In India Jugantar and Anushilon were formed to resist the partition of Bengal in 1905 and promote the cause of India’s independence through violent means. Young men and women, imbibed with the passion of liberty from the British Raj, attacked and killed British officers. Benoy Basu, Dinesh Gupta and Badal Gupta killed Bengal’s Inspector General of Police, Lowman and the IG Prisons, Col. Simpson, in a daring raid into the Writers’ Building that housed the Bengal secretariat. Khudi Ram Bose, a young lad from Midnapore in Bengal, went to Muzaffarpur in Bihar to kill Kingsford, a British judge. By mistake he killed the family of a local British lawyer, Mr. Kennedy. He was only 18 years, 7 months and 11 days old when he was hanged.
That was the first phase. In the second phase of revolutionary terrorism (1929 to 1934), Bhagat Singh assassinated John Saunders, a British police officer (1928). Surya Sen carried out the Chittagong Armoury raid in 1930. Lethal attacks were made on the governors of Bengal – Sir John Anderson in 1932 and Sir Stanley Jackson in 1934, respectively. In the latter case, it was Bina Das, a student of the Calcutta University, who fired the pistol that Jackson parried.

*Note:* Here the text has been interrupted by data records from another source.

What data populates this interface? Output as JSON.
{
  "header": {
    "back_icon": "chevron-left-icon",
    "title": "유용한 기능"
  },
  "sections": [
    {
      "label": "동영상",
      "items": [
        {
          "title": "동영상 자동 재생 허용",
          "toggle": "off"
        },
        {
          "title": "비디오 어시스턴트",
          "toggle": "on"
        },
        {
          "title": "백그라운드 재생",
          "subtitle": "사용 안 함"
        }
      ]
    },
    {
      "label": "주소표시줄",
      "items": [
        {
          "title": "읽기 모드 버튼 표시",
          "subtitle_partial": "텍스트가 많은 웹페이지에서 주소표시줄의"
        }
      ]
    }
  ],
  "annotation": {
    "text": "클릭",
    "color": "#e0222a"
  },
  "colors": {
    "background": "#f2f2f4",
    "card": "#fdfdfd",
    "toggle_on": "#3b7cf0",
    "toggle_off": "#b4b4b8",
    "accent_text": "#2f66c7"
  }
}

But what is terrorism for one may be a noble cause for the other. The Irgun and Lehi were terrorists for the British. Yet Irgun was the political predecessor to the Likud Party, now represented by Prime Minister Benjamin Netanyahu. His father, Prime Minister Menachem Begin was also an Irgun leader and Yitzhak Shamir, another Israeli prime minister was a leader of Lehi. In 1980, Israel instituted a military decoration as “award for activity in the struggle for the establishment of Israel,” “the Lehi ribbon” and, in India, likewise, the “so-called” terrorists are extolled as national heroes and martyrs. .
However, terrorism seems to cease when either the organization has lost its steam (Baader Minhoff), or is successfully put down by police action ( Red Brigade, Indian revolutionary actors), or by military force (LTTE), or as a result of dialogue (IRA), or when it achieves its purpose (Irgun, Lehi).
As to the future, in India, it may continue. In Pakistan it may cease if Prime Minister Nawaz Sharif’s policy of a dialogue with TTP and punitive action as an alternative, is successful.
As to the United States it is going to remain pitted with Al Qaeda for some time because it is not in a mood to consider any alternative to defeating its bête noire.